Everything is local. Images stored on the filesystem, metadata in SQLite, API calls go directly to Gemini with your own API key. No backend server, no cloud storage, no account required. The Rust layer handles all database operations and API communication through Tauri commands, keeping the React frontend purely presentational.

State management uses six Zustand stores — app state, settings, gallery, auth, tags, and reference images — each with clearly scoped responsibilities. The stores communicate through the Tauri IPC bridge, never directly with each other.

// Decisions I Made

Built for myself, not for a market

I didn't do user research. I used Google AI Studio every day, got frustrated, and built the tool I wanted. Every feature exists because I hit a friction point and solved it. The chain filmstrip exists because I kept losing track of which edit was which. The tag system exists because I had hundreds of generations and no way to find anything. When you're your own user, iteration speed is instant — the feedback loop is just using the app and noticing what's annoying.

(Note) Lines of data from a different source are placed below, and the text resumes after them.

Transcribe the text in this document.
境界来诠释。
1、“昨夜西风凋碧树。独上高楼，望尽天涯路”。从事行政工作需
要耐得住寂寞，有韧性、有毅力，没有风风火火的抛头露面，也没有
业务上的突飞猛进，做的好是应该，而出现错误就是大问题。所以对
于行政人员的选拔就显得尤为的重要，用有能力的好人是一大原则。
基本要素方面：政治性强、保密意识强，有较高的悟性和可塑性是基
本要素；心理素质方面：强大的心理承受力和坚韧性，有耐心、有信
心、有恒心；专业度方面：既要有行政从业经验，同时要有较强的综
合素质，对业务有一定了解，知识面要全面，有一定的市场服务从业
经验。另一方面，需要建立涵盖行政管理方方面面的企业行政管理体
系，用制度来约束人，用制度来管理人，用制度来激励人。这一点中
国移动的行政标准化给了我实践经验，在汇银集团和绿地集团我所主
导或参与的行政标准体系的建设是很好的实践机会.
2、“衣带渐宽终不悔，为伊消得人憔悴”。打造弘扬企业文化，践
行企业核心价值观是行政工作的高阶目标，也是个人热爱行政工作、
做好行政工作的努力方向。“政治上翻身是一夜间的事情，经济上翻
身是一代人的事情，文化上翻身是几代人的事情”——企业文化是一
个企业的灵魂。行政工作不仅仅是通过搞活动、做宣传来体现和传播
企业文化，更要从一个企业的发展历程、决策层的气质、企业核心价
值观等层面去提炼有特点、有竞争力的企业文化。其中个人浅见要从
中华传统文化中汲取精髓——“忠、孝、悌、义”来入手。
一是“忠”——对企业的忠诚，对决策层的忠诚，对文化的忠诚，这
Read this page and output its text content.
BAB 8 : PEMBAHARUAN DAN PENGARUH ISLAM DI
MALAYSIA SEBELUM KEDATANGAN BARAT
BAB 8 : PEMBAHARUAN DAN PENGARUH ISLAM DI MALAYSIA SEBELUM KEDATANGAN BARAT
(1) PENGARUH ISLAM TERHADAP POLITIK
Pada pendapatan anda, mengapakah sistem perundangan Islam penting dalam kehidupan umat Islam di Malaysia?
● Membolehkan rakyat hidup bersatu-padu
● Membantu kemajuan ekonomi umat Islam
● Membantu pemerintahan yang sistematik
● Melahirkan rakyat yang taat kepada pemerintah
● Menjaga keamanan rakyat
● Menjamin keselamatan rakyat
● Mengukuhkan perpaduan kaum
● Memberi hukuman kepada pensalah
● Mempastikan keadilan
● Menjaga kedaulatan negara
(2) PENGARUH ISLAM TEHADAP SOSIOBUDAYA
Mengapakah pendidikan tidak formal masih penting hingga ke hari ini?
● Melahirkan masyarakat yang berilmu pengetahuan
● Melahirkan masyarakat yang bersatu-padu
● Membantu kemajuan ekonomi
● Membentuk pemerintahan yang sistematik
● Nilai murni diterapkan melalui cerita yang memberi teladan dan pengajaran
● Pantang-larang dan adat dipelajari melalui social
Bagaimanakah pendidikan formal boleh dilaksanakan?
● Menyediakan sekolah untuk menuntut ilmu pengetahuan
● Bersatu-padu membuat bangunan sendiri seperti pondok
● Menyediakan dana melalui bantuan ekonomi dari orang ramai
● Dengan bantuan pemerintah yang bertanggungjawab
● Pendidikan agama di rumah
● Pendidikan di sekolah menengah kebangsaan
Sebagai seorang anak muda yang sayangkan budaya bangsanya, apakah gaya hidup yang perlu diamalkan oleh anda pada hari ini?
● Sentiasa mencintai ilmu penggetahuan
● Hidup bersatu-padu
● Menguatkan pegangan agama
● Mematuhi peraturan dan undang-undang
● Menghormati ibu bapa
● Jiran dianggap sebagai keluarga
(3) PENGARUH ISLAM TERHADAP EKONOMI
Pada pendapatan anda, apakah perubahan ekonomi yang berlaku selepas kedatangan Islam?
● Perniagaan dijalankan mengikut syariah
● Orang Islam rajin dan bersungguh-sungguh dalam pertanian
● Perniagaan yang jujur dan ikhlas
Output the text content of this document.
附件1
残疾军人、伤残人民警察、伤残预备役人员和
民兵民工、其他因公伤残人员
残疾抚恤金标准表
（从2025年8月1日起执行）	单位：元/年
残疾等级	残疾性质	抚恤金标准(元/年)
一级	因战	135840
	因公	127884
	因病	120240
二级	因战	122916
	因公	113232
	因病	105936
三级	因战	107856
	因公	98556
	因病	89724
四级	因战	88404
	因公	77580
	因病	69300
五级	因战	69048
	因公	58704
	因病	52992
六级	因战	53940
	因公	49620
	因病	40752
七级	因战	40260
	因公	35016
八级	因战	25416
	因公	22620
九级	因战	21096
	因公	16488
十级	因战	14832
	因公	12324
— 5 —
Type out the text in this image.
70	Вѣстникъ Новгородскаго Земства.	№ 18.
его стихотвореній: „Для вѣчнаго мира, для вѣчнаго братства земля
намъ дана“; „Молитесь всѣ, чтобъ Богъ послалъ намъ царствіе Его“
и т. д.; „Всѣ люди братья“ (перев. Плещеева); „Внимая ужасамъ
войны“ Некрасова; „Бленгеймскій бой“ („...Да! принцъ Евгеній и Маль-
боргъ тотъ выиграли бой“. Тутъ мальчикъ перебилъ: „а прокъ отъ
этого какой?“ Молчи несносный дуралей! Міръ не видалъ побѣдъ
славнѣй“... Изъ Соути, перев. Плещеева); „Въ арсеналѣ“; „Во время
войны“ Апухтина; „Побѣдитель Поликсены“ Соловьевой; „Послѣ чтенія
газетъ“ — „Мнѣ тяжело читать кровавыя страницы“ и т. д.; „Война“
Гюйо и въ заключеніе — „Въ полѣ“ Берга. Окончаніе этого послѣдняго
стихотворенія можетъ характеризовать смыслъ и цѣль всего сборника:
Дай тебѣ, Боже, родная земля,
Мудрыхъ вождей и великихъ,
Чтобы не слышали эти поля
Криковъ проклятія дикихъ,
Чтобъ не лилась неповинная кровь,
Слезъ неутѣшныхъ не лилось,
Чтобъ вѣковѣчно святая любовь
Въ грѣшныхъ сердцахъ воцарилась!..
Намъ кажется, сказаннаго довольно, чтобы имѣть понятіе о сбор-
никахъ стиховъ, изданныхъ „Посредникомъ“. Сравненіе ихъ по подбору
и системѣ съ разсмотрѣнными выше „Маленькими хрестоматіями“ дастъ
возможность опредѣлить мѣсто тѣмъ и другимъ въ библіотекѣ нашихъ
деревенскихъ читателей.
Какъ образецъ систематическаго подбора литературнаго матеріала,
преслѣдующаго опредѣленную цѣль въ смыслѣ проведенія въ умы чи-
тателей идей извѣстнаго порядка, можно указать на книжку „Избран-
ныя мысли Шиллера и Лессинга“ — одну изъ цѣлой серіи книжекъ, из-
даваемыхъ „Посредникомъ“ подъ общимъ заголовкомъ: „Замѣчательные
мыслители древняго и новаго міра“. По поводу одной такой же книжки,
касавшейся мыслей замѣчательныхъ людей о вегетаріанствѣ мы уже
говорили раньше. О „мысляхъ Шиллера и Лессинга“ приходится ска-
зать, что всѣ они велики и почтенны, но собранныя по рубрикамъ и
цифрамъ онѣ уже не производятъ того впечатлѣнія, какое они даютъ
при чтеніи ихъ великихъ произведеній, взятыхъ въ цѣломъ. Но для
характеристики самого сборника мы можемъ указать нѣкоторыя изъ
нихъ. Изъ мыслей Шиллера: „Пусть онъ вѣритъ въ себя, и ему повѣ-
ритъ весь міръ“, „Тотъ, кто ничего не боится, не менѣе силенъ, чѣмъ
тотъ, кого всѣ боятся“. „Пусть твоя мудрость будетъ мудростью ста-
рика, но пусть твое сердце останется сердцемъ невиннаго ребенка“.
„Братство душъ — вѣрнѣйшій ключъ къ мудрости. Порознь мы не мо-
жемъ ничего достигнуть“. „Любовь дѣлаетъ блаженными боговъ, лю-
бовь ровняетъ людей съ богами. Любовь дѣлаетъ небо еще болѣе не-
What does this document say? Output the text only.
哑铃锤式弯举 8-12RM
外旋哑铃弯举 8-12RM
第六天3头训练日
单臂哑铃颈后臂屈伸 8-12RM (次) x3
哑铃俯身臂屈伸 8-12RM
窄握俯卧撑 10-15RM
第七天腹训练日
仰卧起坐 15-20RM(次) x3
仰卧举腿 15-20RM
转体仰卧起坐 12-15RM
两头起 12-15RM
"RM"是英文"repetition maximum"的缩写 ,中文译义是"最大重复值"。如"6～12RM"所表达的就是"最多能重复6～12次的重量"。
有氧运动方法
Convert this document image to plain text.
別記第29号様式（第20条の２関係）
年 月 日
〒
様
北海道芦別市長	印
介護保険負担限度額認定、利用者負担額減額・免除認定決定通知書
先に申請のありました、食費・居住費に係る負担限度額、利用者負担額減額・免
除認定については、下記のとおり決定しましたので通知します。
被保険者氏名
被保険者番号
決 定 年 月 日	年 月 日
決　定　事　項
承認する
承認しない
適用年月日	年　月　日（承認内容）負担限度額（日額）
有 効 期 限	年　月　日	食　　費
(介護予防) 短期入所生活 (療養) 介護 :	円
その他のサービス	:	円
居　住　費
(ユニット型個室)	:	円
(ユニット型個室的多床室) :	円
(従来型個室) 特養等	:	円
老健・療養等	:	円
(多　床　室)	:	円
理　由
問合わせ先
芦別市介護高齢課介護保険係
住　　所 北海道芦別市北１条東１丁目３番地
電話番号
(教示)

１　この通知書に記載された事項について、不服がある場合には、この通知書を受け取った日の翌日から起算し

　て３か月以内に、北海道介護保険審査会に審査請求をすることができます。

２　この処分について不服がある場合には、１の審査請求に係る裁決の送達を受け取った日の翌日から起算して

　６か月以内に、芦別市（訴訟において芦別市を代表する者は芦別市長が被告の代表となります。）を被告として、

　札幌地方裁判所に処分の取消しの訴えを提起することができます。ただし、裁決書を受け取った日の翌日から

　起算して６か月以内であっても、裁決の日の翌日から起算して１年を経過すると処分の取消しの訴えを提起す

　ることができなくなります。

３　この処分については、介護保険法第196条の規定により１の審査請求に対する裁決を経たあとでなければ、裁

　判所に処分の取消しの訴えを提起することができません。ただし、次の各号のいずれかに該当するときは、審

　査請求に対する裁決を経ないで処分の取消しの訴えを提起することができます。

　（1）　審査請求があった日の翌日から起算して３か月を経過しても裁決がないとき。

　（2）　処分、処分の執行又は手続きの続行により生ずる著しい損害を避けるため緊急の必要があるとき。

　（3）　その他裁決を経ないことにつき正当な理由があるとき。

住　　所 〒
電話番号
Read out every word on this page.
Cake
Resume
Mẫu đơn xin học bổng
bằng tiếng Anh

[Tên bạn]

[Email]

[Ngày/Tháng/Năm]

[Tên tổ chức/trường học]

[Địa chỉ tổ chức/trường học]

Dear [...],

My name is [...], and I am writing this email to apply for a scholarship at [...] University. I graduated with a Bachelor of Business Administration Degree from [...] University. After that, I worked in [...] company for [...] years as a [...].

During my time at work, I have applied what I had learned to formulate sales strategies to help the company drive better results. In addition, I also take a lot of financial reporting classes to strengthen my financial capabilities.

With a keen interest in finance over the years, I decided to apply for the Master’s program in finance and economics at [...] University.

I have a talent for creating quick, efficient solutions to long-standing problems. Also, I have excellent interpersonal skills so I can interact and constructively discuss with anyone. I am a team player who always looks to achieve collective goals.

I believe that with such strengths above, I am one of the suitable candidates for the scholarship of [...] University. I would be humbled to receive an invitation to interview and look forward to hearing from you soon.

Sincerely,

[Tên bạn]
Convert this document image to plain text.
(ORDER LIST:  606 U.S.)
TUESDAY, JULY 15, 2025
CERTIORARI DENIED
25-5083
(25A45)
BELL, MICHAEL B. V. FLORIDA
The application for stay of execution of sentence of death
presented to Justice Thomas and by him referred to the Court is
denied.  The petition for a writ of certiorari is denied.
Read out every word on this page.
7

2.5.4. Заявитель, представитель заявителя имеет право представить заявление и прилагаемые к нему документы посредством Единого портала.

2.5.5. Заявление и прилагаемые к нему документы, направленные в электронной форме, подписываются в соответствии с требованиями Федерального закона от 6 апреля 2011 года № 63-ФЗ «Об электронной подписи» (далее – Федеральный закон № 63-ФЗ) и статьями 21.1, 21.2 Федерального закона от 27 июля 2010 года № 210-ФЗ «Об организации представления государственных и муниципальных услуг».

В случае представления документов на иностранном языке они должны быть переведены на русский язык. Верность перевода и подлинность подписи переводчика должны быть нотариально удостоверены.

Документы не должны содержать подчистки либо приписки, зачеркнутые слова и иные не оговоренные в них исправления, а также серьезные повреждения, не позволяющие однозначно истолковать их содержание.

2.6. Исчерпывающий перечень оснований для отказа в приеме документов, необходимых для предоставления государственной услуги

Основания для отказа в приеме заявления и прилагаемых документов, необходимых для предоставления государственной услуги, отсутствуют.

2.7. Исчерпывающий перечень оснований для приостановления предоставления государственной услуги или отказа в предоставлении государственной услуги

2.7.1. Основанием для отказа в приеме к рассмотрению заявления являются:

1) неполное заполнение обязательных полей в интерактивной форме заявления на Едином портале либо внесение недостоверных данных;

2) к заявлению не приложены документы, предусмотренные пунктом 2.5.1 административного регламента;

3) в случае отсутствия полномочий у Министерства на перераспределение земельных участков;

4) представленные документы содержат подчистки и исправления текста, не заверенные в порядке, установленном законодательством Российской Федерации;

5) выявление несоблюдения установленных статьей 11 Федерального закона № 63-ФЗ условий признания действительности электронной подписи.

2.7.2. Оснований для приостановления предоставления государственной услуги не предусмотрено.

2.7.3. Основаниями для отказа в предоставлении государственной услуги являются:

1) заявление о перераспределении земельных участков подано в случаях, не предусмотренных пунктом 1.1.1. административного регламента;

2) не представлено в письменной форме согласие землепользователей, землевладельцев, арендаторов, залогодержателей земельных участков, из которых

Chain root ID pattern over tree structures

Image chains could form complex trees (edit from version 2, branch from version 3). I simplified this to a flat chain with a root ID. Every generation points to its parent and its chain root. The query for “show me this image's history” is just WHERE chain_root_id = ?. Simple, fast, and covers 95% of real usage.

Thought signatures as the editing primitive

The alternative to thought signatures is sending the full image back to the model with each edit request. That's expensive, slow, and produces worse results because the model is working from pixels, not from its own internal understanding. Storing signatures and reconstructing the multi-turn conversation gives the model memory of what it was trying to produce, which makes edits dramatically more coherent.

// Stack

Desktop

Tauri v2 (Rust)

Frontend

React 19 + TypeScript + Vite

State

Zustand (6 stores)

Gemini 3 Pro / 2.5 Flash

Database

SQLite (local)

Storage

Local filesystem

Styling

Tailwind CSS (terminal theme)

Image viewer

Pinch-zoom + drag-pan

// What I'd Do Differently

I want to add markup-directed editing — the ability to draw on an image and use the drawing to direct an edit. Google has this as a vibe-coded example project, but having it integrated into the chain workflow would be powerful. It's probably one prompt to Opus 4.6 to implement, it's just not a priority at the moment.

I'd also add model-agnostic support. Right now it's tightly coupled to Gemini's API. Abstracting the generation interface would let it work with Stable Diffusion, DALL-E, or any future model without rewriting the chain/editing logic. The real struggle is that there is too much to build and not enough time to build it, now that agentic coding has made everything possible.